As with many large-scale surveys, our study has strengths and weaknesses. Although the participants are employed and relatively young, work environments represent a broad cross-section of companies that exist in Japan and other developed countries. Having access to participants at places of employment is an asset for collecting and completing questionnaires and medical records. However, the generalizability of our working population-based study may be limited. For example, the small number of individuals with hypertension in this study may hinder comparison to an earlier report that focused entirely on hypertensive subjects [32]. In addition, the relative absence of participants with sodium intakes lower than 2500 mg/day may also influence the interpretation of the results. For example, the INTERSALT study has shown that low-salt intake population-based samples can have low blood pressure and nearly no increase in blood pressure with age [1].

The precision in our findings might also be stronger than in other studies with only a single-spot urine collection since repeated measurement of urinary excretion parameters, BP, and other variables in the current study was continued annually. However, as spot urines were mostly collected in the morning or early afternoon, we were unable to assess the influence of diurnal variations in urinary electrolyte excretion on our findings [33]. Additionally, the estimation of 24-h Na and K intake from a spot urine specimen derived from a simple formula has its limitations. Such formulas (including Tanaka’s) often overestimate excretion at lower intake levels and underestimate intake at higher levels [34,35,36,37]. This bias cannot be removed by using the repeated formula-based estimates for urinary electrolyte excretion. While multiple urine samples can improve the precision of the estimate of overall population electrolyte excretion levels, the precision in monitoring individual values is uncertain [15]. Nevertheless, collection of spot urine samples can provide a less costly and less cumbersome method for monitoring electrolyte excretion levels and assessing hypertension risk and its burden for the formulation of health intervention policies in broad population-based settings.
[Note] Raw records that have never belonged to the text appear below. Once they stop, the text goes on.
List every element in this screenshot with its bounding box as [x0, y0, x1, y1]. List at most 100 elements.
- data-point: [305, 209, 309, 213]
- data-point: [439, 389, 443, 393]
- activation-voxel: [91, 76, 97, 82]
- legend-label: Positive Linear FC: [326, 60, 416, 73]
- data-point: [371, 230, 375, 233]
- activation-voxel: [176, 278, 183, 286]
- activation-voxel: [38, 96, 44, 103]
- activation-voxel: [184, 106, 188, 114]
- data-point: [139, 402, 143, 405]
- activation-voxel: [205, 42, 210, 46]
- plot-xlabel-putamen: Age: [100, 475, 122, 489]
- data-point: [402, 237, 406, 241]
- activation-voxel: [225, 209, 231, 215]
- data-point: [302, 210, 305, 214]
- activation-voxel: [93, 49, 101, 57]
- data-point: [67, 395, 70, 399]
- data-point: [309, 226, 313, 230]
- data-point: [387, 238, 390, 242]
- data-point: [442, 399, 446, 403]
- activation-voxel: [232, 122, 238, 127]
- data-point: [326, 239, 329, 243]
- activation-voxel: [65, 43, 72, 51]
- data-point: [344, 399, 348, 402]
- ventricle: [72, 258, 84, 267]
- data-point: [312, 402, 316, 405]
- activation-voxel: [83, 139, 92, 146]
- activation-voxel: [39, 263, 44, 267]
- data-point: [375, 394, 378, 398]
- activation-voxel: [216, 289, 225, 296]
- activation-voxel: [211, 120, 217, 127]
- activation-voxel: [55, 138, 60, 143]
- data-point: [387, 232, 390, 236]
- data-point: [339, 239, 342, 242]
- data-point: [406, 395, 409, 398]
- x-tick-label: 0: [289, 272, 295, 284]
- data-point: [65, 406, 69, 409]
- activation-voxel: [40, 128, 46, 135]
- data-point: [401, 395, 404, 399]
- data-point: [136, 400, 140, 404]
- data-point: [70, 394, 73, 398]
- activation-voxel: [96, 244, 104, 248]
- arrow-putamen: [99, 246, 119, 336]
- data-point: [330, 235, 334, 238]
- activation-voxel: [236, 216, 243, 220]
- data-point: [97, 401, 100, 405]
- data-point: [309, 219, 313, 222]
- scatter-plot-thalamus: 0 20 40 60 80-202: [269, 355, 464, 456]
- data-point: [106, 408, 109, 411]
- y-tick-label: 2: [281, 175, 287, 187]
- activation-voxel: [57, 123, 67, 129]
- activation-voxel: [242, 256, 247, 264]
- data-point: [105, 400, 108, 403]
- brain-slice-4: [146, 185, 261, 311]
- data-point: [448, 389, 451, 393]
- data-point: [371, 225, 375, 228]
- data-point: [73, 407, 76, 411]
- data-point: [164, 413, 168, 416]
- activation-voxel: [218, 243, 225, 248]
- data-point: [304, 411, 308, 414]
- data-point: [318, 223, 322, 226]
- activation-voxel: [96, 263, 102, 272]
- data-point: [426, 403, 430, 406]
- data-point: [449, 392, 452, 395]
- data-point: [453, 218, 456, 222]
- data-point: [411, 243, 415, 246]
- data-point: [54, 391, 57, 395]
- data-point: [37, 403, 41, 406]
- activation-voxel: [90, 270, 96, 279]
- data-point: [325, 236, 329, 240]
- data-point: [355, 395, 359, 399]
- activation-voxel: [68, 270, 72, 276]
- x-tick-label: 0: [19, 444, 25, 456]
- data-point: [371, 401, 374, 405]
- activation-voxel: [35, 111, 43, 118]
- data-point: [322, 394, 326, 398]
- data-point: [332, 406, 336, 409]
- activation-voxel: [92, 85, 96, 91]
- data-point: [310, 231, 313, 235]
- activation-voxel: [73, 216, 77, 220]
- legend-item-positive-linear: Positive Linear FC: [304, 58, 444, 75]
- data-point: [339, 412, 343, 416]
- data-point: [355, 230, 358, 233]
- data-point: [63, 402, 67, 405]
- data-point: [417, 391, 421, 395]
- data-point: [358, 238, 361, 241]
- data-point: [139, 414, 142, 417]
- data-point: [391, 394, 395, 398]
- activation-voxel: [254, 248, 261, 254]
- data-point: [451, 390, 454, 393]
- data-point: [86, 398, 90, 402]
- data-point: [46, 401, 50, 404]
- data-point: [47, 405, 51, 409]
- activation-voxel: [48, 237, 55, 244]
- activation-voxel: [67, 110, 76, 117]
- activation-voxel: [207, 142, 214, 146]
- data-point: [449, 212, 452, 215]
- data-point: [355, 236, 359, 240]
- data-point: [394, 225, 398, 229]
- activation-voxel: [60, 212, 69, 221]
In summary, our study shows that the estimated 24-h excretion of Na and, K, and the Na/K ratio from repeated single-spot urine samples have significant associations with BP. For estimated Na and the Na/K ratio, associations were more pronounced in men and participants >45 years of age. In contrast, the relationship between BP and estimated K excretion was consistently strong regardless of sex and age. While the relationship persisted in leaner individuals (BMI < 25 kg/m2), it was significantly stronger in those who were overweight. As surrogate measures of dietary intake of Na and K, our findings support the use of the more convenient collection of single-spot urine samples versus 24-h urinary excretions. As measures to help assess hypertension risk at the population level, they might be useful, especially in groups who tend to be at a higher risk of cardiovascular disease, including men, samples who reach middle-adulthood (>45 years of age), and in those who are overweight.